The same neural recordings also showed how selecting an item changes memories so that they are either hidden away in working memory or used to make a response. This involves dynamically rotating the memory representation in the prefrontal cortex.
This can be likened to holding a piece of paper with text on it. If you hold the paper edge-on to your face, you can’t read it. This concealment, Buschman explained, prevents the brain from triggering the wrong response, or triggering a response too early.
“The brain is holding information in a way that the network can’t see it,” he said. Then, when it came time to respond at the end of the trial, the memory representation rotated. Just as rotating the paper allows you to read and act upon the text, rotating the neural representation allows the brain to direct behavior.

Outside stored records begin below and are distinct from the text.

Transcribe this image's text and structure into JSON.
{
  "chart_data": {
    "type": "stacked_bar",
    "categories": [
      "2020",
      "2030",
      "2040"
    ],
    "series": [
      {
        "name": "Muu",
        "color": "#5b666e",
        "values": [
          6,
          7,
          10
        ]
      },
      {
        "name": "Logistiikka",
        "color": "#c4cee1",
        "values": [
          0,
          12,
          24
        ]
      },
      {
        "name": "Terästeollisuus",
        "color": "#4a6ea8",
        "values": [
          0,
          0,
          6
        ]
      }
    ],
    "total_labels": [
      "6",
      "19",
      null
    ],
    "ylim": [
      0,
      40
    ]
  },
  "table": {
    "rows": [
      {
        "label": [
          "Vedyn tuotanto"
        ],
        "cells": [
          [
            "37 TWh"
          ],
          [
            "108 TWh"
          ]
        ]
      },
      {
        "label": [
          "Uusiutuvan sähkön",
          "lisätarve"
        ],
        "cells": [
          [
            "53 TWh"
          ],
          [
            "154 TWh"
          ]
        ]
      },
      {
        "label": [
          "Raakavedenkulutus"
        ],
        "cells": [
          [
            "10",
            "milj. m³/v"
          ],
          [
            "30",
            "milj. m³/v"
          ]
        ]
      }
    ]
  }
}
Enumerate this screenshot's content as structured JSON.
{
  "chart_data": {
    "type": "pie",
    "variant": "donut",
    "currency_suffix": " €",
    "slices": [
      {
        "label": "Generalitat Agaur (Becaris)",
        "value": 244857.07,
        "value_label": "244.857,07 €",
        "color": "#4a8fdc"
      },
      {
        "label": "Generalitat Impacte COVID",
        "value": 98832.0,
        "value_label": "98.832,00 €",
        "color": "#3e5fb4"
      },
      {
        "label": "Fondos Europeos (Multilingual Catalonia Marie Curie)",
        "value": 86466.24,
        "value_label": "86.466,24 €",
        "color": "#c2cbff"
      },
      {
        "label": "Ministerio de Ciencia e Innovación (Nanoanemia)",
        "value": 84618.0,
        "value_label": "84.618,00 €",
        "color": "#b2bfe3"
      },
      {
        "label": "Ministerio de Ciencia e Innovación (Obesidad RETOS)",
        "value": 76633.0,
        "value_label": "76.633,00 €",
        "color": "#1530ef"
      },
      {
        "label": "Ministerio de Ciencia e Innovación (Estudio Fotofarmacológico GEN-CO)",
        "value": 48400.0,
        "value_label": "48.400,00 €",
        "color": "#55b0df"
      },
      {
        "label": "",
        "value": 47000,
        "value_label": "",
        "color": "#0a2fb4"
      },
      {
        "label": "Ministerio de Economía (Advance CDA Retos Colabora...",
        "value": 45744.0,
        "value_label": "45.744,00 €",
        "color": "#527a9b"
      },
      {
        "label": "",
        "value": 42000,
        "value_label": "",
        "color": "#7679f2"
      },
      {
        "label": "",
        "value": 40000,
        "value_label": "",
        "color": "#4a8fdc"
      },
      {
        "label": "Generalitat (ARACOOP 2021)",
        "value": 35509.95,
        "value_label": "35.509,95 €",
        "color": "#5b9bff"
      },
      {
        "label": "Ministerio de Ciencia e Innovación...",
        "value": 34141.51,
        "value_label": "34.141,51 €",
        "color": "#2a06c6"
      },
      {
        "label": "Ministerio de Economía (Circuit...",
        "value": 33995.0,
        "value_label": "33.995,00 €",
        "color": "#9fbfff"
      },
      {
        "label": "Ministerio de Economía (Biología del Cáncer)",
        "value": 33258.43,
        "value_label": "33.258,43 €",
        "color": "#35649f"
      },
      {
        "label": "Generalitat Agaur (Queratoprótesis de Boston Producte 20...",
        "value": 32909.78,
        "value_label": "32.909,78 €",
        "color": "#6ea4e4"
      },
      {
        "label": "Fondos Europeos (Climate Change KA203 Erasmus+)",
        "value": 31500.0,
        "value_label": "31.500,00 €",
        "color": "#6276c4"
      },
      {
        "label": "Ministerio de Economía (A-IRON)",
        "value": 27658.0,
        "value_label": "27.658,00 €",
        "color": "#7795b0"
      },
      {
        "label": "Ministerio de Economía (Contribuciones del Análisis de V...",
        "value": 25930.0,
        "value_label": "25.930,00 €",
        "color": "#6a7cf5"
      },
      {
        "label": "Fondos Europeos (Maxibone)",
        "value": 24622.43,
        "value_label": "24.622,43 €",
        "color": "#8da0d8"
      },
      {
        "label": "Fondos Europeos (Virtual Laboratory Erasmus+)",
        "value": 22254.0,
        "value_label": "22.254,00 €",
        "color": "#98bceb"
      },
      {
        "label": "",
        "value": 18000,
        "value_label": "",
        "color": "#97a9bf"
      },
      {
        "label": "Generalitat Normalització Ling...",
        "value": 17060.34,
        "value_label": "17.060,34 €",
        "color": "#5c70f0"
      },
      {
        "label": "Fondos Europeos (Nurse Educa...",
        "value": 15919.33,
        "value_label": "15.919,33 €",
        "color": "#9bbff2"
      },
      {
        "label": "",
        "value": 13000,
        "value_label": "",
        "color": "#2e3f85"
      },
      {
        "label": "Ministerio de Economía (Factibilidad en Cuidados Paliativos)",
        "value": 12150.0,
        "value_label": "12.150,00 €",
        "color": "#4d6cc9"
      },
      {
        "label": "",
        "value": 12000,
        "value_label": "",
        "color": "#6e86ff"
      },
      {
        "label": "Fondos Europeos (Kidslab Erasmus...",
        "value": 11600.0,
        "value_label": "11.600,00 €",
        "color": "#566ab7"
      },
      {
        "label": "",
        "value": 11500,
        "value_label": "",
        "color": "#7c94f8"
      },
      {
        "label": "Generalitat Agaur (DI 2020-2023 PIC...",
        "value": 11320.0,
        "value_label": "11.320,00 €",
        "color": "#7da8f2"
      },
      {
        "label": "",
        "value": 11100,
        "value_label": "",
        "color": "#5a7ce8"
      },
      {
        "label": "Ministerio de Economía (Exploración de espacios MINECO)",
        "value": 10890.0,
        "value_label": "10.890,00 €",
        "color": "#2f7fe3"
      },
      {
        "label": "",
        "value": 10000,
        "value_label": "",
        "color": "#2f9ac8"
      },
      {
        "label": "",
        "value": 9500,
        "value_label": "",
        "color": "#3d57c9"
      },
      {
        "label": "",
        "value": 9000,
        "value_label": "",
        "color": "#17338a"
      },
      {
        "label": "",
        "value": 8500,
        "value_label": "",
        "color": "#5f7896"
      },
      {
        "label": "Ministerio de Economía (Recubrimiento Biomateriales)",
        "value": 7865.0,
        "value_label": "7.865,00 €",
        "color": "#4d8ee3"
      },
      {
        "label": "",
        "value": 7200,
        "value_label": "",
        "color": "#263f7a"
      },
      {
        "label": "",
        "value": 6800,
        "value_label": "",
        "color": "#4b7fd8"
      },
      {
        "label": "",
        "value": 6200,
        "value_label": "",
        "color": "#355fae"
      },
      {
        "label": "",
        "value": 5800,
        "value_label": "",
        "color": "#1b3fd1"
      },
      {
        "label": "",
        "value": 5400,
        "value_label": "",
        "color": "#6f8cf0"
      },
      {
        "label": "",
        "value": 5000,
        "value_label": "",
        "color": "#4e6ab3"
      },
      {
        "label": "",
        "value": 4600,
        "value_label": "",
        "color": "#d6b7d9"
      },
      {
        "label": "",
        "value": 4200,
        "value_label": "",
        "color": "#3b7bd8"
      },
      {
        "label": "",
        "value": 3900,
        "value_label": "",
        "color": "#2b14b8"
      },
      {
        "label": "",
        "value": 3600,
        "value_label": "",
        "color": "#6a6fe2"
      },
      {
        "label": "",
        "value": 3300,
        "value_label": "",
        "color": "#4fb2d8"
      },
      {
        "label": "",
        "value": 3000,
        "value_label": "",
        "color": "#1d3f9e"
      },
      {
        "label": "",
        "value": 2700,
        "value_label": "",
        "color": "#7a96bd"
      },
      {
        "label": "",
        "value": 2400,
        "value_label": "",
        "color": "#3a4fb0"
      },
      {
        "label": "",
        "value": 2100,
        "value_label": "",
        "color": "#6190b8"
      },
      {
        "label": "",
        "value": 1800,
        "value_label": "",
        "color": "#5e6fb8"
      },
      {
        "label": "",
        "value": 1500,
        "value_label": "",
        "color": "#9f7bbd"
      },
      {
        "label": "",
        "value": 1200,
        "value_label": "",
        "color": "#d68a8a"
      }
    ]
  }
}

“This dynamic transformation just blew me away,” said Buschman. “It shows how the brain can manipulate items in working memory to guide your action.”
“It is an important paper,” said Massachusetts Institute of Technology neuroscientist Earl Miller, who was not involved in this research. “Attention and working memory have often been discussed as being two sides of the same coin, but that has mainly been lip service. This paper shows how true this is and also shows us the ‘coin’—the coding and control mechanisms that they share.”